"My whole deal is the city doesn't listen and the only way to get 'em to listen is to go about it like this," he said.
Last month, West was given a ticket that stated he had blocked a sidewalk on 27th at Q. In front of his tree-trimming business on Q and Avenue, there is his concrete driveway. What remains of a city sidewalk is next door, where it abruptly ends.
"I never heard of an imaginary sidewalk, but I guess there is a law of imaginary sidewalks," he said.
City Marshal Michael Gray said sidewalk or not, it's part of a city easement, and it was blocked by West's truck.
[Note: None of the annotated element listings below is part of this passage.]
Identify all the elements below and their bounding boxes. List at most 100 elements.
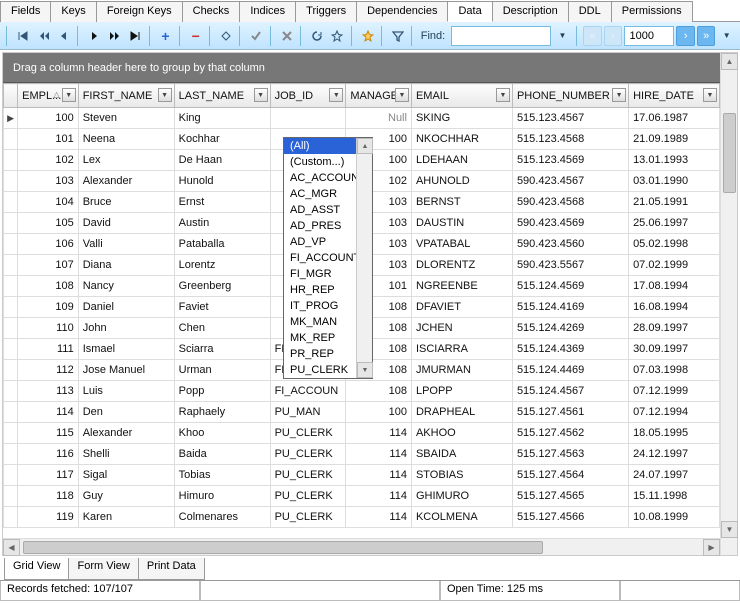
cell[interactable]: KCOLMENA [411, 507, 512, 528]
filter-dropdown-icon[interactable]: ▼ [703, 88, 717, 102]
cell[interactable]: VPATABAL [411, 234, 512, 255]
cell[interactable]: 13.01.1993 [629, 150, 720, 171]
cell[interactable]: 515.127.4563 [512, 444, 628, 465]
page-prev-icon[interactable]: ‹ [604, 26, 623, 46]
cell[interactable]: 25.06.1997 [629, 213, 720, 234]
cell[interactable]: Baida [174, 444, 270, 465]
cell[interactable]: 17.08.1994 [629, 276, 720, 297]
cell[interactable]: Khoo [174, 423, 270, 444]
filter-dropdown-icon[interactable]: ▼ [329, 88, 343, 102]
table-row[interactable]: 117SigalTobiasPU_CLERK114STOBIAS515.127.… [4, 465, 720, 486]
filter-dropdown-icon[interactable]: ▼ [254, 88, 268, 102]
cell[interactable]: 515.124.4269 [512, 318, 628, 339]
tab-ddl[interactable]: DDL [568, 1, 612, 22]
cell[interactable]: 113 [18, 381, 79, 402]
table-row[interactable]: 114DenRaphaelyPU_MAN100DRAPHEAL515.127.4… [4, 402, 720, 423]
column-header[interactable]: FIRST_NAME▼ [78, 84, 174, 108]
page-size-input[interactable] [624, 26, 674, 46]
page-last-icon[interactable]: » [697, 26, 716, 46]
cell[interactable]: 24.12.1997 [629, 444, 720, 465]
cell[interactable]: 105 [18, 213, 79, 234]
cell[interactable]: 15.11.1998 [629, 486, 720, 507]
filter-dropdown-icon[interactable]: ▼ [158, 88, 172, 102]
cell[interactable]: BERNST [411, 192, 512, 213]
cell[interactable]: PU_CLERK [270, 444, 346, 465]
filter-dropdown-icon[interactable]: ▼ [496, 88, 510, 102]
cell[interactable]: 108 [18, 276, 79, 297]
page-next-icon[interactable]: › [676, 26, 695, 46]
cell[interactable]: John [78, 318, 174, 339]
cell[interactable]: 109 [18, 297, 79, 318]
cell[interactable]: 111 [18, 339, 79, 360]
tab-keys[interactable]: Keys [50, 1, 96, 22]
cell[interactable]: Hunold [174, 171, 270, 192]
cell[interactable]: 10.08.1999 [629, 507, 720, 528]
cell[interactable]: 515.124.4569 [512, 276, 628, 297]
nav-next-page-icon[interactable] [106, 26, 125, 46]
column-header[interactable]: EMAIL▼ [411, 84, 512, 108]
filter-wizard-icon[interactable] [358, 26, 377, 46]
cell[interactable]: Alexander [78, 171, 174, 192]
cell[interactable]: Ismael [78, 339, 174, 360]
scroll-thumb[interactable] [23, 541, 543, 554]
cell[interactable]: 515.124.4567 [512, 381, 628, 402]
tab-description[interactable]: Description [492, 1, 569, 22]
cell[interactable]: 515.127.4564 [512, 465, 628, 486]
cell[interactable]: Austin [174, 213, 270, 234]
edit-row-icon[interactable] [217, 26, 236, 46]
find-input[interactable] [451, 26, 551, 46]
table-row[interactable]: 118GuyHimuroPU_CLERK114GHIMURO515.127.45… [4, 486, 720, 507]
tab-foreign-keys[interactable]: Foreign Keys [96, 1, 183, 22]
cell[interactable]: De Haan [174, 150, 270, 171]
cell[interactable]: 515.127.4565 [512, 486, 628, 507]
cell[interactable]: Nancy [78, 276, 174, 297]
nav-prev-icon[interactable] [55, 26, 74, 46]
cell[interactable]: JMURMAN [411, 360, 512, 381]
cell[interactable]: Raphaely [174, 402, 270, 423]
vertical-scrollbar[interactable]: ▲▼ [720, 53, 737, 555]
filter-dropdown-icon[interactable]: ▼ [395, 88, 409, 102]
column-header[interactable]: JOB_ID▼ [270, 84, 346, 108]
scroll-thumb[interactable] [723, 113, 736, 193]
tab-checks[interactable]: Checks [182, 1, 241, 22]
cell[interactable]: David [78, 213, 174, 234]
cell[interactable]: 103 [18, 171, 79, 192]
cell[interactable]: King [174, 108, 270, 129]
cell[interactable]: 515.127.4561 [512, 402, 628, 423]
cell[interactable]: Ernst [174, 192, 270, 213]
cell[interactable]: Sciarra [174, 339, 270, 360]
cell[interactable]: 115 [18, 423, 79, 444]
cell[interactable]: 114 [346, 507, 412, 528]
table-row[interactable]: 119KarenColmenaresPU_CLERK114KCOLMENA515… [4, 507, 720, 528]
cell[interactable]: PU_MAN [270, 402, 346, 423]
table-row[interactable]: 116ShelliBaidaPU_CLERK114SBAIDA515.127.4… [4, 444, 720, 465]
cell[interactable]: PU_CLERK [270, 507, 346, 528]
cell[interactable]: 100 [346, 402, 412, 423]
column-header[interactable]: EMPL...△▼ [18, 84, 79, 108]
cell[interactable]: 114 [346, 486, 412, 507]
column-header[interactable]: MANAGE...▼ [346, 84, 412, 108]
cell[interactable]: 05.02.1998 [629, 234, 720, 255]
cell[interactable]: 24.07.1997 [629, 465, 720, 486]
cell[interactable]: 117 [18, 465, 79, 486]
cell[interactable]: 119 [18, 507, 79, 528]
tab-permissions[interactable]: Permissions [611, 1, 693, 22]
cell[interactable]: 590.423.4568 [512, 192, 628, 213]
cell[interactable]: Pataballa [174, 234, 270, 255]
refresh-icon[interactable] [308, 26, 327, 46]
delete-row-icon[interactable]: − [187, 26, 206, 46]
scroll-down-icon[interactable]: ▼ [357, 362, 373, 378]
cell[interactable]: Jose Manuel [78, 360, 174, 381]
cell[interactable]: 28.09.1997 [629, 318, 720, 339]
cell[interactable]: 590.423.5567 [512, 255, 628, 276]
cell[interactable]: PU_CLERK [270, 423, 346, 444]
cell[interactable]: Sigal [78, 465, 174, 486]
tab-dependencies[interactable]: Dependencies [356, 1, 448, 22]
cell[interactable]: FI_ACCOUN [270, 381, 346, 402]
tab-fields[interactable]: Fields [0, 1, 51, 22]
cell[interactable]: 107 [18, 255, 79, 276]
cell[interactable]: NGREENBE [411, 276, 512, 297]
cell[interactable]: Alexander [78, 423, 174, 444]
nav-prev-page-icon[interactable] [34, 26, 53, 46]
cell[interactable]: Guy [78, 486, 174, 507]
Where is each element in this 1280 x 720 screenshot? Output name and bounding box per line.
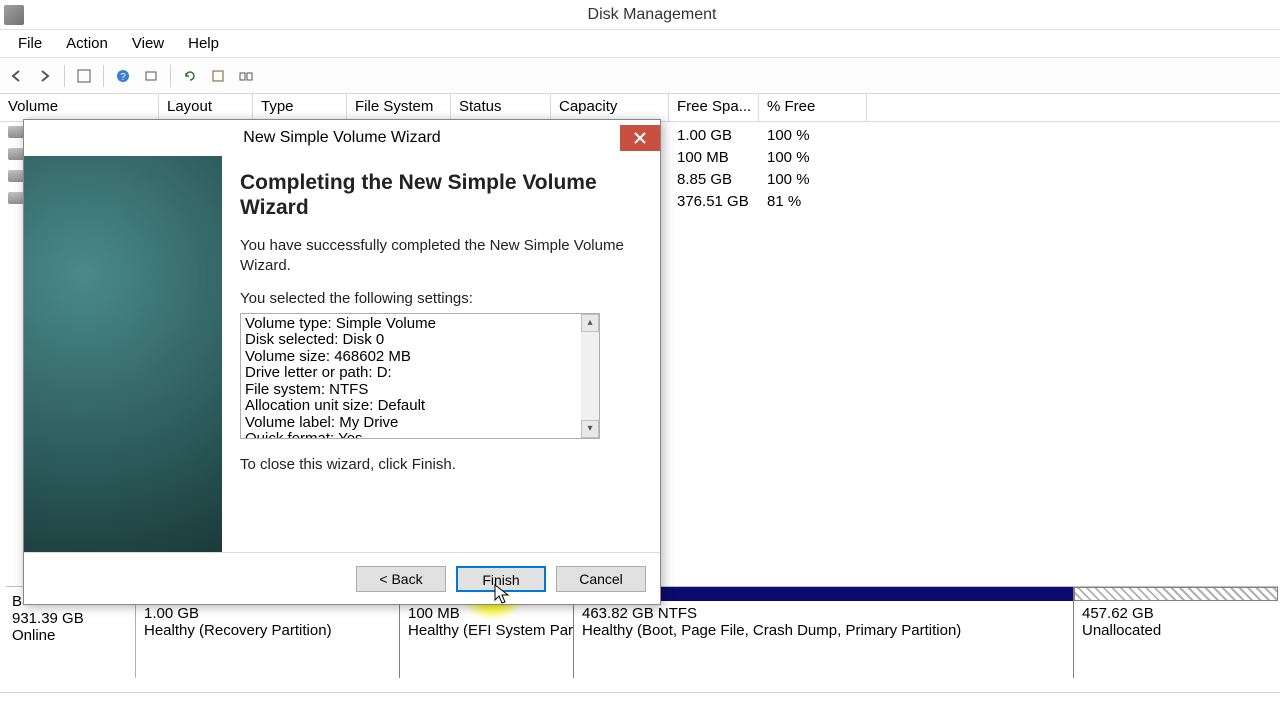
col-type[interactable]: Type [253, 94, 347, 121]
col-capacity[interactable]: Capacity [551, 94, 669, 121]
part-size: 463.82 GB NTFS [582, 605, 1065, 622]
col-layout[interactable]: Layout [159, 94, 253, 121]
status-bar [0, 692, 1280, 720]
wizard-text-2: You selected the following settings: [240, 289, 636, 309]
partition-unallocated[interactable]: 457.62 GB Unallocated [1074, 587, 1278, 678]
setting-line: Volume label: My Drive [245, 415, 595, 432]
part-size: 1.00 GB [144, 605, 391, 622]
window-titlebar: Disk Management [0, 0, 1280, 30]
cell-freespace: 376.51 GB [669, 193, 759, 210]
cell-freespace: 8.85 GB [669, 171, 759, 188]
setting-line: Drive letter or path: D: [245, 365, 595, 382]
part-size: 457.62 GB [1082, 605, 1270, 622]
part-size: 100 MB [408, 605, 565, 622]
toolbar-separator [64, 65, 65, 87]
col-filesystem[interactable]: File System [347, 94, 451, 121]
app-icon [4, 5, 24, 25]
cell-pctfree: 100 % [759, 171, 818, 188]
setting-line: Volume size: 468602 MB [245, 349, 595, 366]
wizard-titlebar[interactable]: New Simple Volume Wizard [24, 120, 660, 156]
cell-freespace: 100 MB [669, 149, 759, 166]
cell-pctfree: 81 % [759, 193, 809, 210]
part-status: Healthy (EFI System Par [408, 622, 565, 639]
scroll-down-icon[interactable]: ▾ [581, 420, 599, 438]
wizard-text-3: To close this wizard, click Finish. [240, 455, 636, 475]
disk-size: 931.39 GB [12, 610, 129, 627]
wizard-footer: < Back Finish Cancel [24, 552, 660, 604]
col-pctfree[interactable]: % Free [759, 94, 867, 121]
wizard-content: Completing the New Simple Volume Wizard … [222, 156, 660, 552]
wizard-dialog: New Simple Volume Wizard Completing the … [23, 119, 661, 605]
wizard-heading: Completing the New Simple Volume Wizard [240, 170, 636, 220]
table-row[interactable]: 1.00 GB 100 % [669, 124, 818, 146]
column-header-row: Volume Layout Type File System Status Ca… [0, 94, 1280, 122]
cancel-button[interactable]: Cancel [556, 566, 646, 592]
disk-status: Online [12, 627, 129, 644]
scrollbar[interactable]: ▴ ▾ [581, 314, 599, 438]
menu-action[interactable]: Action [54, 31, 120, 56]
settings-content: Volume type: Simple Volume Disk selected… [241, 314, 599, 439]
setting-line: Volume type: Simple Volume [245, 316, 595, 333]
table-row[interactable]: 8.85 GB 100 % [669, 168, 818, 190]
col-volume[interactable]: Volume [0, 94, 159, 121]
help-icon-button[interactable]: ? [110, 63, 136, 89]
back-button[interactable] [4, 63, 30, 89]
window-title: Disk Management [24, 6, 1280, 24]
setting-line: Allocation unit size: Default [245, 398, 595, 415]
part-status: Unallocated [1082, 622, 1270, 639]
settings-listbox[interactable]: Volume type: Simple Volume Disk selected… [240, 313, 600, 439]
cell-pctfree: 100 % [759, 149, 818, 166]
toolbar: ? [0, 58, 1280, 94]
toolbar-btn-6[interactable] [233, 63, 259, 89]
wizard-sidebar-image [24, 156, 222, 552]
wizard-text-1: You have successfully completed the New … [240, 236, 636, 275]
table-row[interactable]: 100 MB 100 % [669, 146, 818, 168]
finish-button[interactable]: Finish [456, 566, 546, 592]
cell-pctfree: 100 % [759, 127, 818, 144]
close-button[interactable] [620, 125, 660, 151]
toolbar-btn-3[interactable] [138, 63, 164, 89]
wizard-title: New Simple Volume Wizard [24, 129, 620, 147]
setting-line: Disk selected: Disk 0 [245, 332, 595, 349]
table-row[interactable]: 376.51 GB 81 % [669, 190, 809, 212]
menu-view[interactable]: View [120, 31, 176, 56]
menu-file[interactable]: File [6, 31, 54, 56]
menu-help[interactable]: Help [176, 31, 231, 56]
forward-button[interactable] [32, 63, 58, 89]
partition-bar [1074, 587, 1278, 601]
col-freespace[interactable]: Free Spa... [669, 94, 759, 121]
setting-line: Quick format: Yes [245, 431, 595, 439]
refresh-button[interactable] [177, 63, 203, 89]
part-status: Healthy (Recovery Partition) [144, 622, 391, 639]
cell-freespace: 1.00 GB [669, 127, 759, 144]
setting-line: File system: NTFS [245, 382, 595, 399]
menu-bar: File Action View Help [0, 30, 1280, 58]
close-icon [634, 132, 646, 144]
toolbar-btn-5[interactable] [205, 63, 231, 89]
toolbar-btn-1[interactable] [71, 63, 97, 89]
scroll-up-icon[interactable]: ▴ [581, 314, 599, 332]
svg-text:?: ? [120, 72, 126, 83]
col-status[interactable]: Status [451, 94, 551, 121]
toolbar-separator [103, 65, 104, 87]
back-button[interactable]: < Back [356, 566, 446, 592]
toolbar-separator [170, 65, 171, 87]
part-status: Healthy (Boot, Page File, Crash Dump, Pr… [582, 622, 1065, 639]
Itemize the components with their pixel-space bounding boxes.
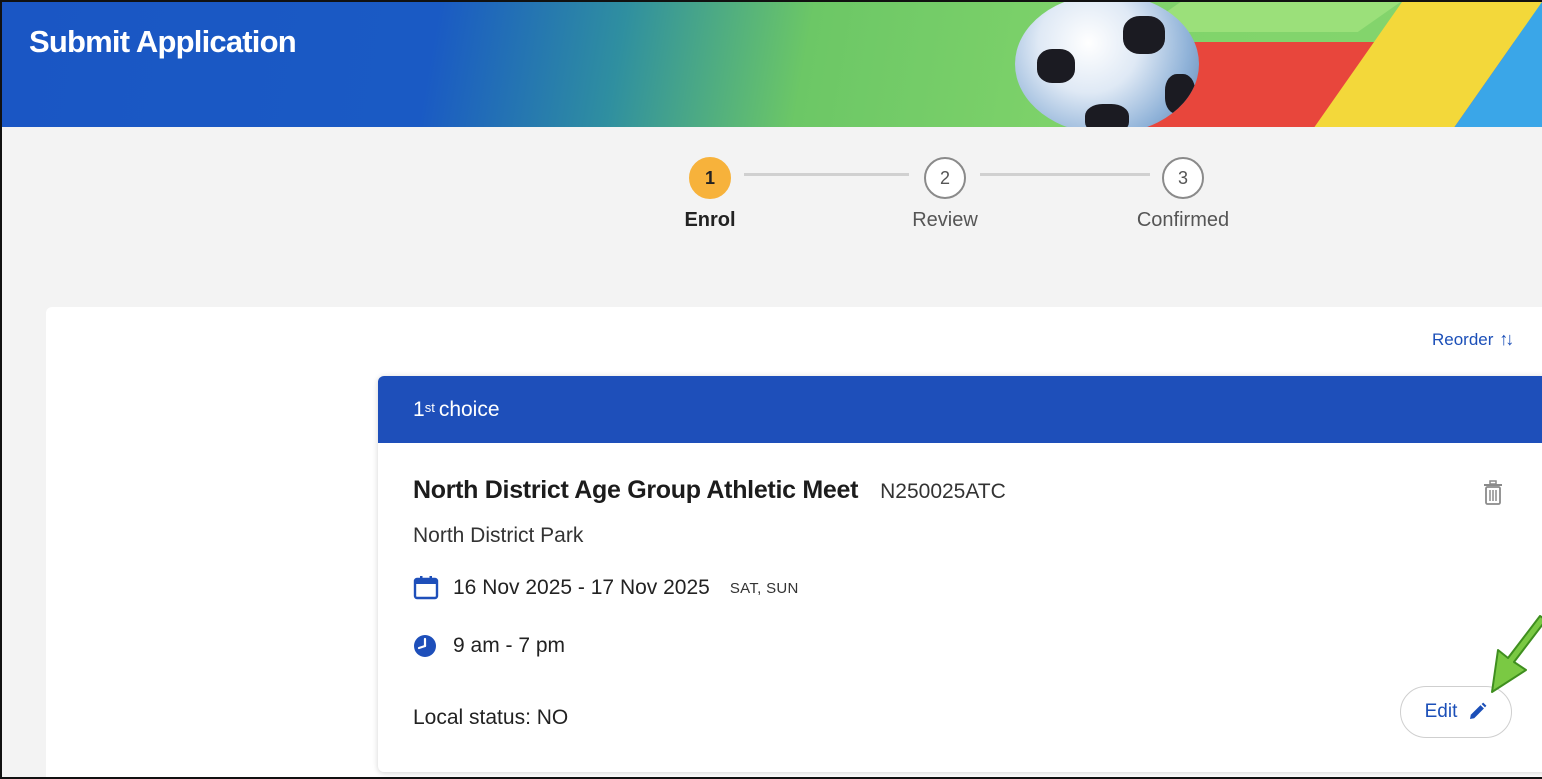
annotation-arrow-icon [1491, 615, 1542, 693]
step-label: Confirmed [1136, 209, 1230, 231]
progress-stepper: 1 Enrol 2 Review 3 Confirmed [2, 127, 1542, 267]
step-number: 2 [924, 157, 966, 199]
step-number: 3 [1162, 157, 1204, 199]
event-name: North District Age Group Athletic Meet [413, 476, 859, 504]
date-row: 16 Nov 2025 - 17 Nov 2025 SAT, SUN [413, 576, 799, 600]
step-number: 1 [689, 157, 731, 199]
edit-label: Edit [1424, 701, 1458, 722]
event-days: SAT, SUN [729, 579, 799, 597]
header-banner: Submit Application [2, 2, 1542, 127]
local-status: Local status: NO [413, 706, 569, 729]
page-title: Submit Application [29, 24, 297, 59]
clock-icon [414, 635, 436, 657]
event-time: 9 am - 7 pm [453, 634, 566, 657]
soccer-ball-image [1015, 2, 1199, 127]
event-date-range: 16 Nov 2025 - 17 Nov 2025 [453, 576, 710, 599]
choice-card-header: 1st choice [378, 376, 1542, 443]
event-title-row: North District Age Group Athletic Meet N… [413, 476, 1006, 505]
sort-arrows-icon: ↑↓ [1499, 329, 1514, 349]
reorder-label: Reorder [1432, 329, 1494, 349]
step-review: 2 Review [895, 157, 995, 232]
app-frame: Submit Application 1 Enrol 2 Review 3 Co… [0, 0, 1542, 779]
reorder-link[interactable]: Reorder ↑↓ [1432, 329, 1514, 350]
choice-ordinal: 1 [413, 397, 425, 421]
step-label: Review [912, 209, 978, 231]
choice-label: choice [438, 397, 500, 421]
step-enrol: 1 Enrol [660, 157, 760, 232]
pencil-icon [1470, 702, 1487, 719]
trash-icon[interactable] [1482, 480, 1504, 506]
calendar-icon [413, 576, 439, 600]
event-venue: North District Park [413, 524, 584, 547]
choice-card: 1st choice North District Age Group Athl… [378, 376, 1542, 772]
choice-ordinal-suffix: st [424, 400, 435, 415]
step-confirmed: 3 Confirmed [1113, 157, 1253, 232]
step-label: Enrol [684, 209, 736, 231]
event-code: N250025ATC [880, 480, 1006, 503]
step-connector [744, 173, 909, 176]
time-row: 9 am - 7 pm [413, 634, 565, 658]
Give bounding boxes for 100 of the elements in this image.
"Whether or not it's an improved surface of concrete isn't relevant. The code talks about a passage for pedestrians, and that's what it's for," he said.
Gray said West was warned previously that he risked a ticket for blocking the easement.
The passage consists of patches of grass, dirt, and more concrete driveways down the block. On the other side of the street is a new concrete sidewalk. Gray said pedestrians should have the choice of either side of the street on which to walk, paved or unpaved.
The ticket given to West, according to the city, came from complaints called in to parking enforcement. West doubts the complaints came from his neighbors, one of whom drove by and asked for his autograph. "I'm getting a lot of support for this," he said.
West is now parking his car on the street, but he also pointed out cars straddling similar easements elsewhere in the area. He said he has yet to see anyone else ticketed for the same infraction.
He also offered his apology to the clerk who had to count his pennies. Gray called the payment method a waste of an employee's time. "We are going to make a policy change on what is accepted," he said.